Published 10/04/2016 in France

Dans le centre de Lunel, le 2 février 2015. Une vingtaine de jeunes sont partis de cette commune pour le jihad en Syrie.

Reportage

Le départ en Syrie d’une quinzaine de personnes a traumatisé cette petite ville de l’Hérault. Qui tente de recréer un lien avec sa jeunesse.

Le cœur de Lunel (Hérault) ressemble à une carte postale. Jouxtant les Arènes, le cours Gabriel-Péri demeure un havre de lumière bordé de platanes centenaires et de cafés-restaurants. En juillet, pendant les fêtes de la Pescalune, les habitants et les touristes y assistent aux lâchers de taureaux dans la vieille ville. Juste derrière, la rue de la Libération est nettement plus déprimante. Cette artère, qui fut jadis la plus commerçante et la plus animée de la ville, a subi de plein fouet les conséquences de l’ouverture de grandes surfaces à la périphérie. Aujourd’hui, on assiste à un alignement de boutiques «à vendre» ou «à louer». Aux étages, au-dessus de ces locaux commerciaux vacants, l’habitat ancien se dégrade. Traces d’humidité sur les murs, façades abîmées, isolation douteuse. Le 27 janvier 2015, à l’aube, les policiers cagoulés du Raid et les gendarmes du GIGN y ont cassé des portes et interpellé plusieurs habitants soupçonnés d’être en lien avec un groupe d’une quinzaine de jeunes Lunellois partis fin 2013 faire le jihad en Syrie. Un chiffre énorme pour une ville d’à peine 26 000 habitants. Six d’entre eux y sont morts moins de six mois après leur arrivée.
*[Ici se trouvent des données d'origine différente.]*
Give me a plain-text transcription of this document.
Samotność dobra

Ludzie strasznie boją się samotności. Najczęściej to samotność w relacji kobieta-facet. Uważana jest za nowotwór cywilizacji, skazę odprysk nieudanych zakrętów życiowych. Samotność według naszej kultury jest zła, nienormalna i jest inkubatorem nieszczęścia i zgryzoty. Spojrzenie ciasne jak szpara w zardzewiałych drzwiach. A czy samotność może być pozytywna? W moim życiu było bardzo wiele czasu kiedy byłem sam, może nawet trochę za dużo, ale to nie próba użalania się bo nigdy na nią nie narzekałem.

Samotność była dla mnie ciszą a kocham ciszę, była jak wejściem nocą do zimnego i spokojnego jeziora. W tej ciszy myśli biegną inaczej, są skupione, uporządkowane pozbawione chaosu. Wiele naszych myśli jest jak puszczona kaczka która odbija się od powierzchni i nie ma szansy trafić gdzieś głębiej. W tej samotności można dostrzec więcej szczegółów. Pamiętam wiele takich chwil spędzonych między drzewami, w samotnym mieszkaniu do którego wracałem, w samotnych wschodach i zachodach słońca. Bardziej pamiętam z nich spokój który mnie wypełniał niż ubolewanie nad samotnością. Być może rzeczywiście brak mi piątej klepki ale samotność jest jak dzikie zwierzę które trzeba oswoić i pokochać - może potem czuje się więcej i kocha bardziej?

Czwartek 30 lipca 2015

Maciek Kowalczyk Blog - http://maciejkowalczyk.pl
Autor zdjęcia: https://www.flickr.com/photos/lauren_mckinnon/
Le 7 février 2015, le ministre de l’Intérieur, Bernard Cazeneuve, et Myriam El Khomri, alors chargée de la Politique de la ville, ont débarqué à Lunel, promettant argent et effectifs pour rassurer la population sidérée. 5 000 habitants vivent dans ce quartier ancien classé en zone prioritaire : 42 % des habitants ont des revenus en dessous du seuil de pauvreté, 24 % sont de nationalités étrangères, 30 % des actifs sont au chômage. Le niveau de qualification des jeunes est faible. On compte 13 % de familles monoparentales, souvent dépendantes des minima sociaux, ainsi qu’une parentalité précoce.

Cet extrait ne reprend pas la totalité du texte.